BUFFALO, N.Y. — India Cumming’s mother feels a sense of bittersweet relief.
“This is what I wanted so I was very emotional,” said Tawana Wyatt.
After nearly three years, the state attorney general is going to investigate her daughter’s death while in police custody at the Erie County Holding Center.
The last time she saw her daughter was in court.
“It just so happened she happened to look me in my eye and at that time I knew from her appearance alone that something was definitely wrong,” Wyatt said.
Cummings was 27 at the time of her death. She had been in custody in the downtown Buffalo facility for 16 days before she was transported to a hospital. There, she was declared brain dead. Cummings had been suffering from renal failure.
On Thursday, the attorney general’s office confirmed it would open an investigation into her death, something long called for by protesters and Cummings’ family alike.

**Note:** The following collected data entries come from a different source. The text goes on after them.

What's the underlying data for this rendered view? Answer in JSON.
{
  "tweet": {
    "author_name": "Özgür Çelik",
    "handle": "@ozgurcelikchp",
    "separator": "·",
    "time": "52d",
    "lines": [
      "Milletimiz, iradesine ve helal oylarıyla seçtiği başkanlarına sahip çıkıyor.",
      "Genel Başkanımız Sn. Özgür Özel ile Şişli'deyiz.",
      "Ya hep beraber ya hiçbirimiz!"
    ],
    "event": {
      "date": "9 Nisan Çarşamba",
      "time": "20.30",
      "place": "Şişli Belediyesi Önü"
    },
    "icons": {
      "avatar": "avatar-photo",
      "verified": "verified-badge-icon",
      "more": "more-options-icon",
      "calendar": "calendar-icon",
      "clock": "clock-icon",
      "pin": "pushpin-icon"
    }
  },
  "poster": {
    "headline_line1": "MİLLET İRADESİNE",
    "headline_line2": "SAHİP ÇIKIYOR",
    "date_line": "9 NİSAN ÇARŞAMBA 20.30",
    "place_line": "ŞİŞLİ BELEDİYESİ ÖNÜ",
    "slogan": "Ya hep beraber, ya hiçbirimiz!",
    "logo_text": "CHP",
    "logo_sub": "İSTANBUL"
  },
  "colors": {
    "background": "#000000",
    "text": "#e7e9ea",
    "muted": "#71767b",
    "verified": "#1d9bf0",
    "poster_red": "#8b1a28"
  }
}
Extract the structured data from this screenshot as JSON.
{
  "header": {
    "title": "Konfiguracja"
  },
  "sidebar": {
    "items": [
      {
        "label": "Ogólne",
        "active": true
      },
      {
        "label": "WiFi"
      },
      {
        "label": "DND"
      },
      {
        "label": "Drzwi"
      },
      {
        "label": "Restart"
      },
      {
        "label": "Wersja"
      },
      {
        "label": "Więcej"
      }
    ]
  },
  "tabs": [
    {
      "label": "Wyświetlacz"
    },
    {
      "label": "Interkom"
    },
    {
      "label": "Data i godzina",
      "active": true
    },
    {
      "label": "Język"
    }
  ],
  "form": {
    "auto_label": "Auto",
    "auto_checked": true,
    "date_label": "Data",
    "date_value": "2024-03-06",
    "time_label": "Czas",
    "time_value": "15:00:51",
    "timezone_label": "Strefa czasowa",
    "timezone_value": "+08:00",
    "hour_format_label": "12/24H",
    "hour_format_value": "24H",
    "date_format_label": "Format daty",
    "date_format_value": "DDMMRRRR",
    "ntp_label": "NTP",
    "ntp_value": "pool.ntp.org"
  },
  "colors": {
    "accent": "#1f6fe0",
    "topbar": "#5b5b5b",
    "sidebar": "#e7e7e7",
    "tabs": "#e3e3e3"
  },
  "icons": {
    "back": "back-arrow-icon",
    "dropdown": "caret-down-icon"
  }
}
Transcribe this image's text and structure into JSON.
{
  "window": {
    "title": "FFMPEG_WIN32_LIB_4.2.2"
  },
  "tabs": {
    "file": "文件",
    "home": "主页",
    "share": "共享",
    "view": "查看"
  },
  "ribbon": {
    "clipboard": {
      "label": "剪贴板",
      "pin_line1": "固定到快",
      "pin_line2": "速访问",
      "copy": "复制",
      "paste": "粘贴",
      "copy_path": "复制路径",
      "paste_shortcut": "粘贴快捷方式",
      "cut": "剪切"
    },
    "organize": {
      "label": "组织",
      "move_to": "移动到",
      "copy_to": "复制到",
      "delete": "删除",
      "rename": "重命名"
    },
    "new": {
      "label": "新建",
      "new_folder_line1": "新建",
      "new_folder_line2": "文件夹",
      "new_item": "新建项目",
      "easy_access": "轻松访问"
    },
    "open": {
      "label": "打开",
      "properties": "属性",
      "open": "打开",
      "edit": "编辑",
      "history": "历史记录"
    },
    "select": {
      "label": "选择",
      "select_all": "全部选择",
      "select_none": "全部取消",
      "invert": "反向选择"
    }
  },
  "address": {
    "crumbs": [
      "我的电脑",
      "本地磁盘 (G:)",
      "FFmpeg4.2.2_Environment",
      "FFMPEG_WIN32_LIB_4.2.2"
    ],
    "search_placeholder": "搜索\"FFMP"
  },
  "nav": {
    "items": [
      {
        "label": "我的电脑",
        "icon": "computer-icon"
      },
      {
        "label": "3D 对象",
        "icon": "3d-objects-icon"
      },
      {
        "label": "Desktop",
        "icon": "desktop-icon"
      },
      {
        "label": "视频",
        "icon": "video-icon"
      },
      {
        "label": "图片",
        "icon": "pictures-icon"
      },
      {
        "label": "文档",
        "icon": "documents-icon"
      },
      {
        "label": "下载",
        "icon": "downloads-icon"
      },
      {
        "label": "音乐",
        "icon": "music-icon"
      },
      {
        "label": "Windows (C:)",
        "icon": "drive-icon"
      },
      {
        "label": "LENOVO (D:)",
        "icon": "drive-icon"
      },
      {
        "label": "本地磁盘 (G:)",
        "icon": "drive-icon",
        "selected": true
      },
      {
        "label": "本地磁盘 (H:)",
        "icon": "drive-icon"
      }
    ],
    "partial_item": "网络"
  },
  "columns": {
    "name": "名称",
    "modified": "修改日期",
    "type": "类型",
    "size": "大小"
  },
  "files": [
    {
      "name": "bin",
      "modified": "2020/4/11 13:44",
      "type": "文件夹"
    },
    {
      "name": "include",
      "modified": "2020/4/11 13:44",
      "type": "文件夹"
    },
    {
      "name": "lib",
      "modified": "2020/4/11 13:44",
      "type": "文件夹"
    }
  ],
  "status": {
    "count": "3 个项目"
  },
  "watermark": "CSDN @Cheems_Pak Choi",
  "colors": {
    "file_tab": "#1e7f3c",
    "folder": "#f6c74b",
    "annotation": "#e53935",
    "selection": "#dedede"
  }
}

“I’m seeking justice for what happened,” Wyatt said. “It’s more than just a lawsuit. I’m seeking change.”
A report from the New York State Commission of Corrections released earlier this year designated Cummings’ death as a homicide. The report also said the staff at the holding center was slow to respond to her medical needs.
As recently as September 7, Attorney General Barbara Underwood said her office did not have standing jurisdiction to take cases that aren’t covered by Executive Order 147, which specifically applies to law enforcement officers. The office reviewed “key materials and evidence” and determined jurisdiction exists.
Amy Spitalnick of the Attorney General's office released this statement:
“After reviewing key materials and evidence, the Attorney General’s Special Investigations and Prosecutions Unit has opened an investigation into the death of India Cummings, pursuant to the Attorney General’s authority under Executive Order No. 147. We’re committed to conducting an independent, comprehensive, and fair investigation.”
In order to open this investigation, the AG's office had to be granted a referral from the Commission of Correction under a law that broadens the scope beyond law enforcement officers.